Но Кен и не хочет знать мнение Фарфарелло на этот счет – снова будет что-нибудь невразумительное или такое же сумасшедшее, как его желание вырезать из себя куски плоти. Он ничем не сможет помочь Кену. Никто не сможет. Только Шульдих мог попытаться сделать хоть что-то. Если бы он хоть раз… хоть раз… И Кен снова обрывает сам себя. Нет, он не может даже сожалеть о том, что случилось. И больше не верит в то, что однажды все изменится к лучшему.

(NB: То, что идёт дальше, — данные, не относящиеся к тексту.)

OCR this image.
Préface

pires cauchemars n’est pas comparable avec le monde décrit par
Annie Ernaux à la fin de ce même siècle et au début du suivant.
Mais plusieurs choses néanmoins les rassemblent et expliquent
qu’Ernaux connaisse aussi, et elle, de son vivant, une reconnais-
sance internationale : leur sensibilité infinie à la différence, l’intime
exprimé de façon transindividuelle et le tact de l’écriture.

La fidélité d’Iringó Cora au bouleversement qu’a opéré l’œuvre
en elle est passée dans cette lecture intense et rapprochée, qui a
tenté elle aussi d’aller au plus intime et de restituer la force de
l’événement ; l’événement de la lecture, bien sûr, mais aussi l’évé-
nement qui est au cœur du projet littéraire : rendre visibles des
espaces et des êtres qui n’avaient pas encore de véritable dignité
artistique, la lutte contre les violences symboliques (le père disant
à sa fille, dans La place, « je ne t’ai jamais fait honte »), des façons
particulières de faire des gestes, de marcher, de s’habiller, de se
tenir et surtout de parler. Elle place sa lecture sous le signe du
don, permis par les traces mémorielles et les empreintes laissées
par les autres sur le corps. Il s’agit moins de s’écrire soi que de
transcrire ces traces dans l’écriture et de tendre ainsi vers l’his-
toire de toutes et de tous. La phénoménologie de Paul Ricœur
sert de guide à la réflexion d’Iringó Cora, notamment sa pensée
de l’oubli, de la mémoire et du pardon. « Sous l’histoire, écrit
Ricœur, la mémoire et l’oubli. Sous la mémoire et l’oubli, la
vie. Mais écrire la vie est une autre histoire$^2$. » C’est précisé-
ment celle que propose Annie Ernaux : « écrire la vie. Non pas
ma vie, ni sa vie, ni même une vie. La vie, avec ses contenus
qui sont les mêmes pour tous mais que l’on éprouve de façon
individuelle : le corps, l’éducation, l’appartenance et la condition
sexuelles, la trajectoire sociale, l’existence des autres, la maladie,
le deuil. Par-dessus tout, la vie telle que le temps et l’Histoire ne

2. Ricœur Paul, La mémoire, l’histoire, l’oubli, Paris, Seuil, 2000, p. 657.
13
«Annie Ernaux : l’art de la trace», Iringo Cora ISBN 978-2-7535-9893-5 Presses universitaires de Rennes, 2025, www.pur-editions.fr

Расследование заканчивается достаточно быстро, а судебное заседание назначают через месяц – это Кен узнает от Кроуфорда, когда все-таки немного успокаивается и берет себя в руки. Он не хочет ни видеть Шульдиха, ни говорить с ним, но должен знать, сколько времени продлится это «затишье». Как долго он сможет наконец не вздрагивать от стука в дверь, не видеть кошмаров по ночам и не обливаться кровью, когда его соулмейт уходит на променад.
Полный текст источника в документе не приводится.